Because of parking minimums—a zoning code that requires developers to provide a fixed amount of parking spaces depending on the developments' size and use—cities across North America are filled with unused parking spaces.
Cities need parking, however, as we've demonstrated in our annual #blackfridayparking event, they don't need as many parking spaces as parking minimums require.
You can show better uses for parking spaces by pitching a vision: a vision of unused space that—should the local government end parking minimums—could be transformed into uses that benefit everyone in the city:
- Small business owners wouldn't have to spend their precious, hard-earned dollars paying for designated parking spaces for their customers. Instead, they could use that money on supplies, space to sell products, etc.
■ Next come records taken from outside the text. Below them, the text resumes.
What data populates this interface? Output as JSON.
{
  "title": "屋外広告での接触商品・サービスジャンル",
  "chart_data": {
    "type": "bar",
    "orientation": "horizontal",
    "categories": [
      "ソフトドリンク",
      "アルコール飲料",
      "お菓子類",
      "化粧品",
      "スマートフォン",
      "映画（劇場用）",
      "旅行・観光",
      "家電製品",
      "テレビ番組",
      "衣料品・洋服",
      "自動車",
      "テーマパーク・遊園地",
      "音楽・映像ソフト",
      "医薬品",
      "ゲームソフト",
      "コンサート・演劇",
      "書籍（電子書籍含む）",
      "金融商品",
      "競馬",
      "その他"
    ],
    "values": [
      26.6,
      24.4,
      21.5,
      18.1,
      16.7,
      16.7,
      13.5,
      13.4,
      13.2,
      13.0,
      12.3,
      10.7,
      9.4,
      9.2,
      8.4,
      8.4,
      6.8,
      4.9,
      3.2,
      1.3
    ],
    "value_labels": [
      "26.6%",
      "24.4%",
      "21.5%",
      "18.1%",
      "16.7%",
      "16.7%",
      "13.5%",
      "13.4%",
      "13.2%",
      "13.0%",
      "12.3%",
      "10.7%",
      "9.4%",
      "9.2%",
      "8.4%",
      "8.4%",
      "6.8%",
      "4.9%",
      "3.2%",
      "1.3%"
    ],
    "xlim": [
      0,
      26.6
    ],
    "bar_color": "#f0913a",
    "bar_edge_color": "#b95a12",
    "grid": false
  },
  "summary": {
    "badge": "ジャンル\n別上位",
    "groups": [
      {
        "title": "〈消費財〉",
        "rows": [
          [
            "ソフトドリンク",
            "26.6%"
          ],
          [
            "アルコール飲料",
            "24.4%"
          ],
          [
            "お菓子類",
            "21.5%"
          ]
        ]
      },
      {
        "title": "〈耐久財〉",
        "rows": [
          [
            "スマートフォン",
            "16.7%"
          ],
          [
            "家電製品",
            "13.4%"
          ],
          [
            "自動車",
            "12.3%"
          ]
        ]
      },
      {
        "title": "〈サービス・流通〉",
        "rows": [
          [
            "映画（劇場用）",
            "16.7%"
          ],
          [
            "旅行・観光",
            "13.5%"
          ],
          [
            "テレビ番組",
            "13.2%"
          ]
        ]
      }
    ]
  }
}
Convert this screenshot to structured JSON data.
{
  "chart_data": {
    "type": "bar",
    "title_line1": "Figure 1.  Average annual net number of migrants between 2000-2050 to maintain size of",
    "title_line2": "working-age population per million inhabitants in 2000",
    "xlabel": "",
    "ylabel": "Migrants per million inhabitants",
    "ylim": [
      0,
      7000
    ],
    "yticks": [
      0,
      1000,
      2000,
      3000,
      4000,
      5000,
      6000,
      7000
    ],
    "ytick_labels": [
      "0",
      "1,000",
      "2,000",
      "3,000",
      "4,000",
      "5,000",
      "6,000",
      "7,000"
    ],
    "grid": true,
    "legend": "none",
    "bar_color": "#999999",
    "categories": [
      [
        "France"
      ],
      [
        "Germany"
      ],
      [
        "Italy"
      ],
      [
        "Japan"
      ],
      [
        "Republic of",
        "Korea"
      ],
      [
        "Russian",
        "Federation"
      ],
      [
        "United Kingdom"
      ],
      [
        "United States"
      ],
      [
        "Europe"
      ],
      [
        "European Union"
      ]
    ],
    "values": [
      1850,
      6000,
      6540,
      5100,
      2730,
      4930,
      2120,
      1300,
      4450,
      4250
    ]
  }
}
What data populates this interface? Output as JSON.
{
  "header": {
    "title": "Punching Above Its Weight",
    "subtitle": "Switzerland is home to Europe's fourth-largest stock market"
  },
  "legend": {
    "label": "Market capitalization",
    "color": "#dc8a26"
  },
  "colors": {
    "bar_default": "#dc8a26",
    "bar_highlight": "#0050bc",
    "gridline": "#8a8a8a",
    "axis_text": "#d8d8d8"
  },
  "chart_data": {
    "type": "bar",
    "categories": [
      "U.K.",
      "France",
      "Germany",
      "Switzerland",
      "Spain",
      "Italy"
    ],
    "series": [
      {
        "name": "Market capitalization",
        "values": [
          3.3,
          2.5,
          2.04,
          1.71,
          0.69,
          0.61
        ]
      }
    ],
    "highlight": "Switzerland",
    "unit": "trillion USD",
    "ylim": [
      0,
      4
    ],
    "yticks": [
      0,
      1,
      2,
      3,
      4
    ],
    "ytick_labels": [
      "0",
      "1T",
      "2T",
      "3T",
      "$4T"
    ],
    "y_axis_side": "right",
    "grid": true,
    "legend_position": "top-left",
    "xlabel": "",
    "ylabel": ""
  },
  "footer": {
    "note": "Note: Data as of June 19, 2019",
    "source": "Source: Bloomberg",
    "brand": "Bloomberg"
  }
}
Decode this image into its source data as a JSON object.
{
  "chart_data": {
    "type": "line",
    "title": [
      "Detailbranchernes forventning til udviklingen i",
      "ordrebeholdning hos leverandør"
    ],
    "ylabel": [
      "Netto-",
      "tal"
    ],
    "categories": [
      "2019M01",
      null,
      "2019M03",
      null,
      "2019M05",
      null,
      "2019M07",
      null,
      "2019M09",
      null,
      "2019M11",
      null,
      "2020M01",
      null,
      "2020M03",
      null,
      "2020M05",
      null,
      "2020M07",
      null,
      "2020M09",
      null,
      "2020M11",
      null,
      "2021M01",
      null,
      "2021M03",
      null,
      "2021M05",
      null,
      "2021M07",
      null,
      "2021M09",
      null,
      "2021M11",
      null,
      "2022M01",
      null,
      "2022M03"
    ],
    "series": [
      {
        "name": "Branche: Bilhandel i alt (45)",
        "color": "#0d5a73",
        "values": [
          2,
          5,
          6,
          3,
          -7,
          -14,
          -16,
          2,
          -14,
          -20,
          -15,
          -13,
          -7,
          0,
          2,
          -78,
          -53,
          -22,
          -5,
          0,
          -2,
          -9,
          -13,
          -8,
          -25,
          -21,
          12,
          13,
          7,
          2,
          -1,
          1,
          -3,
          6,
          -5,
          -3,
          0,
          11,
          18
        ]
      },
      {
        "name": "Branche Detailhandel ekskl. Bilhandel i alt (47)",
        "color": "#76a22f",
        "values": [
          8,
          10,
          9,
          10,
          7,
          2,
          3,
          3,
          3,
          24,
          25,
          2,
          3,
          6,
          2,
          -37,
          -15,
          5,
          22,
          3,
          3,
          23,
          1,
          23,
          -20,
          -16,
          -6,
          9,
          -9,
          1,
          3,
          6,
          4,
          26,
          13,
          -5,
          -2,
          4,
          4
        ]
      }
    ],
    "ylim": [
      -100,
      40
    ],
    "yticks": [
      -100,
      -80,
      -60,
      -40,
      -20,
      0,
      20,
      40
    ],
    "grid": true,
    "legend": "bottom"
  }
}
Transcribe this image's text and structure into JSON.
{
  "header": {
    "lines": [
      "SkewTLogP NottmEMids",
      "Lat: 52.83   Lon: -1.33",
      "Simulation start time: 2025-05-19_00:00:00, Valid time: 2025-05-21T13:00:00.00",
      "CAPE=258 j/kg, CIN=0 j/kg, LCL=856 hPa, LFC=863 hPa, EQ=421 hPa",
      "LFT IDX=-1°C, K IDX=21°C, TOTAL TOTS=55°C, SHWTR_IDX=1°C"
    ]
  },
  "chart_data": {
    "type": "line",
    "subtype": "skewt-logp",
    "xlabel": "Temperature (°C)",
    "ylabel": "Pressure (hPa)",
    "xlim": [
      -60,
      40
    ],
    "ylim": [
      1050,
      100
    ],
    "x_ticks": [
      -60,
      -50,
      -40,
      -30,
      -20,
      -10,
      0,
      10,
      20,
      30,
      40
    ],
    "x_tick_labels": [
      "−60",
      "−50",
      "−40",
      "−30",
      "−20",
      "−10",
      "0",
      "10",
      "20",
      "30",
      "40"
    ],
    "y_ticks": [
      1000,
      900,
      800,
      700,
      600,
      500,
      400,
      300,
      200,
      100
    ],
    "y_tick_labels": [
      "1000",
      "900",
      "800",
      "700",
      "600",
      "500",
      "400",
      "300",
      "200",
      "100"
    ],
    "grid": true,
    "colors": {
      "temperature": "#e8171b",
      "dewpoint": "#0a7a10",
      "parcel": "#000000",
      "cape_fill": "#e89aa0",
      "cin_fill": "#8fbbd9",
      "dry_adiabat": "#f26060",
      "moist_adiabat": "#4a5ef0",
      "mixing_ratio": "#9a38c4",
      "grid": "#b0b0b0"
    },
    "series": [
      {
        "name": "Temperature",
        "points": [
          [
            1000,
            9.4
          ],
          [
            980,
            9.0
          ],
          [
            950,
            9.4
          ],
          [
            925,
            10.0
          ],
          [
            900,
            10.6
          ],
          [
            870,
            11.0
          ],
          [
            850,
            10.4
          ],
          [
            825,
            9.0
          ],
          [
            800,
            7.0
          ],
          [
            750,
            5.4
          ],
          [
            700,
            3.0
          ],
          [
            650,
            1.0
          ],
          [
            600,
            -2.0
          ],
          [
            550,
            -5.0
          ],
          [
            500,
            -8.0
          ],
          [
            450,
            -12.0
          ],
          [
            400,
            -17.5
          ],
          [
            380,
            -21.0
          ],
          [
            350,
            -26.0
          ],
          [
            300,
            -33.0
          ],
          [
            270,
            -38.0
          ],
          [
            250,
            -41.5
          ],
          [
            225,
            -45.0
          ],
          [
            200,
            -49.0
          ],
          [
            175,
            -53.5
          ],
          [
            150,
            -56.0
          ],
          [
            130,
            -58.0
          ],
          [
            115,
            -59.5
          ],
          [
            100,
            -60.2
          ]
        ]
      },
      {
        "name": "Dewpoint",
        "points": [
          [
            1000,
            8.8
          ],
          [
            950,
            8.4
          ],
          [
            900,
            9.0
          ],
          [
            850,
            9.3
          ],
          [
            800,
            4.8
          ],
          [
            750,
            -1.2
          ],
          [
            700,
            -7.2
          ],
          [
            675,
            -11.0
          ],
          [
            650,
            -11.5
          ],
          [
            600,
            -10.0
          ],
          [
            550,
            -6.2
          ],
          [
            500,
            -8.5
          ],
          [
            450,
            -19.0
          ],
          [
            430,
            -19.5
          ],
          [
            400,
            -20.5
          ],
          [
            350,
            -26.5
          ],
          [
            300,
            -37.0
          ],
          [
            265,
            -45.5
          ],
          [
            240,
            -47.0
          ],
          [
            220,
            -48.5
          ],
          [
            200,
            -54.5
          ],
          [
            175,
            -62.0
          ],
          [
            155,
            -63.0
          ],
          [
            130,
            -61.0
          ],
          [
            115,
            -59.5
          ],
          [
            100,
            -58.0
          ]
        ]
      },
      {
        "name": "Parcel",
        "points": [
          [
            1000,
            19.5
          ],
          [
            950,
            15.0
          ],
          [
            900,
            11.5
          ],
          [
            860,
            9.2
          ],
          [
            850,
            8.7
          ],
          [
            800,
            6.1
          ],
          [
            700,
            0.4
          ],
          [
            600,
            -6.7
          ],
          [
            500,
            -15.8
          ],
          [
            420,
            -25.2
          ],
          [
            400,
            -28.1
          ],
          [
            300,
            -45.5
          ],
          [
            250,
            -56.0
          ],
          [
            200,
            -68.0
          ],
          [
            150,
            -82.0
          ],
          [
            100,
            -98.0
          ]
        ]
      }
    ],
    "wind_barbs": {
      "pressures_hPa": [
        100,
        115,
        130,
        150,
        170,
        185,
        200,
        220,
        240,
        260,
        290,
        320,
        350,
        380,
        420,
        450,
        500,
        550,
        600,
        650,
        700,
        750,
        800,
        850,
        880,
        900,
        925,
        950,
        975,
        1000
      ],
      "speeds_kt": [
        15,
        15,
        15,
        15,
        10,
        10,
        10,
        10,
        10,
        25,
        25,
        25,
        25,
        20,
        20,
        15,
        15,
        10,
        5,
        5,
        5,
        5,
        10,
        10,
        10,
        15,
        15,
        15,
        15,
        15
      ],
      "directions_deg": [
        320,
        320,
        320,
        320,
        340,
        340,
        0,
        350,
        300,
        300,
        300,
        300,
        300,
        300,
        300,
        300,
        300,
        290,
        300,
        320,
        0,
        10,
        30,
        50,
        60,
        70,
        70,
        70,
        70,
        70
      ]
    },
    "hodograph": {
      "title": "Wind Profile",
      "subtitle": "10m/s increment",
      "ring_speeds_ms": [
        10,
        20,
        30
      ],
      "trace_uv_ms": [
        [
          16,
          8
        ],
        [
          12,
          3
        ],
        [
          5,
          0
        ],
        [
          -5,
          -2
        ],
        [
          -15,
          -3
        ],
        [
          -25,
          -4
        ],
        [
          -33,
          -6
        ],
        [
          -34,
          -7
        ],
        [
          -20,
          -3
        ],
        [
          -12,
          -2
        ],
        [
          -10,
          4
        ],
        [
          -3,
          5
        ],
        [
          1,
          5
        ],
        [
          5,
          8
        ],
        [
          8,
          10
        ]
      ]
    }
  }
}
- Homeowners could take on basic projects like adding a small rental unit in a basement or a backyard because they would no longer have to add a parking space for the tenant of the unit.
- Developers can build much needed services, such as housing or a grocery store, in neighborhoods because they don't need to choose a location based on required space for parking—nor do they have to pay for it.
- Renters have more housing opportunities because spaces that were once filled with parking are now filled with homes.
And the best part: in total, the local government increases its property tax revenue. That's because the amount that every property is taxed is based on its assessed value. For parking, that's low—meaning less money to spend on basic services. Therefore, when the properties include better uses, the assessed value increases, increasing the local government's tax revenue.